Run pipeline based on condition in another pipeline

ansamHox · October 17, 2019, 10:36am

Need to import new data from Oracle (as soon as they start batch processing) couple of times a day.

E.g., my dba team are doing some batch processes 5 times a day (random time period and number of rows (up to 1 million)). They don't want me to run select on db (named TRANSACTIONS) every 5 minutes, but only when batch processing started. That's why they created another table in Oracle (named SIGNAL) with "notification" for me to start my logstash pipeline to start pulling data from TRANSACTIONS to ES.

When they start batch process (on table TRANSACTIONS), they add in table SIGNAL new row "TIMESTAMP - BATCH STARTED".

My plan is to run logstash pipeline on table SIGNAL every minute and check if new row contains "BATCH STARTED" string was created, if it is, then I should run new pipeline on table TRANSACTIONS. Is that possible in Logstash?

This is how my query for table TRANSACTIONS looks like:

    input {

        jdbc {
        jdbc_driver_class => "Java::oracle.jdbc.driver.OracleDriver"
        jdbc_connection_string => "jdbc:oracle:thin:@db12db:1543:db12"
        jdbc_user => "XXXXX"
        jdbc_password => "XXXXX"
        use_column_value => true
        tracking_column => "order_id"
        #tracking_column_type => "numeric"
        #clean_run => true
        record_last_run => true
        schedule => "* * * * *"
        last_run_metadata_path => "/etc/logstash/lastrun_transactions"
        statement => "select p.order_id,to_char(P.date_value, 'yyyy-mm-dd') datum_valute,to_char(P.date_booked, 'yyyy-mm-dd') date_booked......
     WHERE order_id> :sql_last_value ORDER BY order_id"
      }
    }   `# Can I add here another input on another table?`

     output {
             elasticsearch {
                hosts => ["https://localhost:9200"]
                user => "XXX"
                password => "XXX"
                index => "transactions__%{[@metadata][index_year]}"
                document_id => "%{order_id}"
                ssl => true
                cacert => '/etc/logstash/XXXRootCAv4.cer.pem'
            }
    }

Badger · October 17, 2019, 3:18pm

You cannot trigger an input based on another input, but you could trigger an jdbc_streaming filter based on the event generated by an input. It's not a great fit for the use case, but you might be able to get it to work.

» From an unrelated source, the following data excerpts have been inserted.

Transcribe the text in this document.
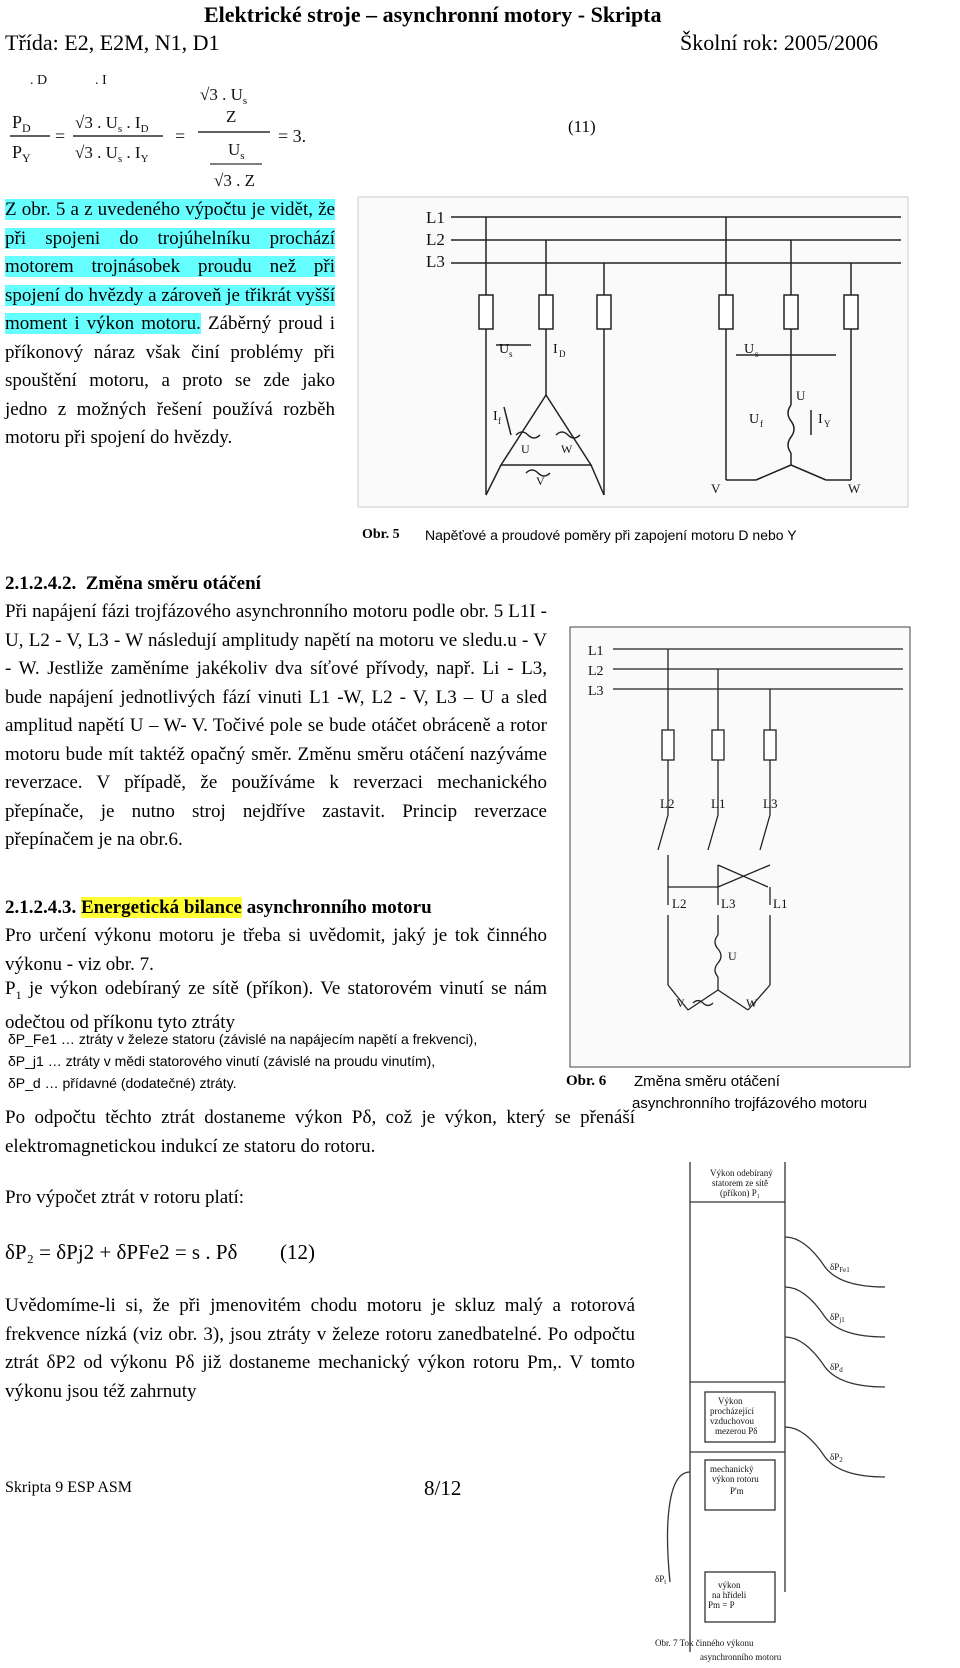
Elektrické stroje – asynchronní motory - Skripta
Třída: E2, E2M, N1, D1	Školní rok: 2005/2006
. D	. I
√3 . $U_s$
$P_D$
$P_Y$
=
√3 . $U_s$ . $I_D$
√3 . $U_s$ . $I_Y$
=
Z
$U_s$
√3 . Z
= 3.	(11)
Z obr. 5 a z uvedeného výpočtu je vidět, že při spojeni do trojúhelníku prochází motorem trojnásobek proudu než při spojení do hvězdy a zároveň je třikrát vyšší moment i výkon motoru. Záběrný proud i příkonový náraz však činí problémy při spouštění motoru, a proto se zde jako jedno z možných řešení používá rozběh motoru při spojení do hvězdy.
L1
L2
L3
U s	I D
I f
U	W
V
U s
U
U f	I Y
V	W
Obr. 5 Napěťové a proudové poměry při zapojení motoru D nebo Y
2.1.2.4.2. Změna směru otáčení
Při napájení fázi trojfázového asynchronního motoru podle obr. 5 L1I - U, L2 - V, L3 - W následují amplitudy napětí na motoru ve sledu.u - V - W. Jestliže zaměníme jakékoliv dva síťové přívody, např. Li - L3, bude napájení jednotlivých fází vinuti L1 -W, L2 - V, L3 – U a sled amplitud napětí U – W- V. Točivé pole se bude otáčet obráceně a rotor motoru bude mít taktéž opačný směr. Změnu směru otáčení nazýváme reverzace. V případě, že používáme k reverzaci mechanického přepínače, je nutno stroj nejdříve zastavit. Princip reverzace přepínačem je na obr.6.
L1
L2
L3
L2	L1	L3
L2	L3	L1
U
V	W
Obr. 6 Změna směru otáčení
asynchronního trojfázového motoru
2.1.2.4.3. Energetická bilance asynchronního motoru
Pro určení výkonu motoru je třeba si uvědomit, jaký je tok činného výkonu - viz obr. 7.
$P_1$ je výkon odebíraný ze sítě (příkon). Ve statorovém vinutí se nám odečtou od příkonu tyto ztráty
δP_Fe1 … ztráty v železe statoru (závislé na napájecím napětí a frekvenci),
δP_j1 … ztráty v mědi statorového vinutí (závislé na proudu vinutím),
δP_d … přídavné (dodatečné) ztráty.
Po odpočtu těchto ztrát dostaneme výkon Pδ, což je výkon, který se přenáší elektromagnetickou indukcí ze statoru do rotoru.
Pro výpočet ztrát v rotoru platí:
δP₂ = δPj2 + δPFe2 = s . Pδ (12)
Uvědomíme-li si, že při jmenovitém chodu motoru je skluz malý a rotorová frekvence nízká (viz obr. 3), jsou ztráty v železe rotoru zanedbatelné. Po odpočtu ztrát δP2 od výkonu Pδ již dostaneme mechanický výkon rotoru Pm,. V tomto výkonu jsou též zahrnuty
Výkon odebíraný
statorem ze sítě
(příkon) P₁
$\delta P_{Fe1}$
$\delta P_{j1}$
$\delta P_d$
Výkon
procházející
vzduchovou
mezerou Pδ
$\delta P_2$
mechanický
výkon rotoru
P'm
$\delta P_t$	výkon
na hřídeli
Pm = P
Obr. 7 Tok činného výkonu
asynchronního motoru
Skripta 9 ESP ASM	8/12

P.S. Do you want to trigger on batch started or batch ended?

ansamHox · October 28, 2019, 10:34am

I want to trigger when batch started

Badger · October 28, 2019, 12:11pm

OK, but that seems likely to lead to race conditions where you are trying to fetch rows before the batch processing has finished updating them, so you will not fetch them until the next day.

system · November 25, 2019, 12:25pm

This topic was automatically closed 28 days after the last reply. New replies are no longer allowed.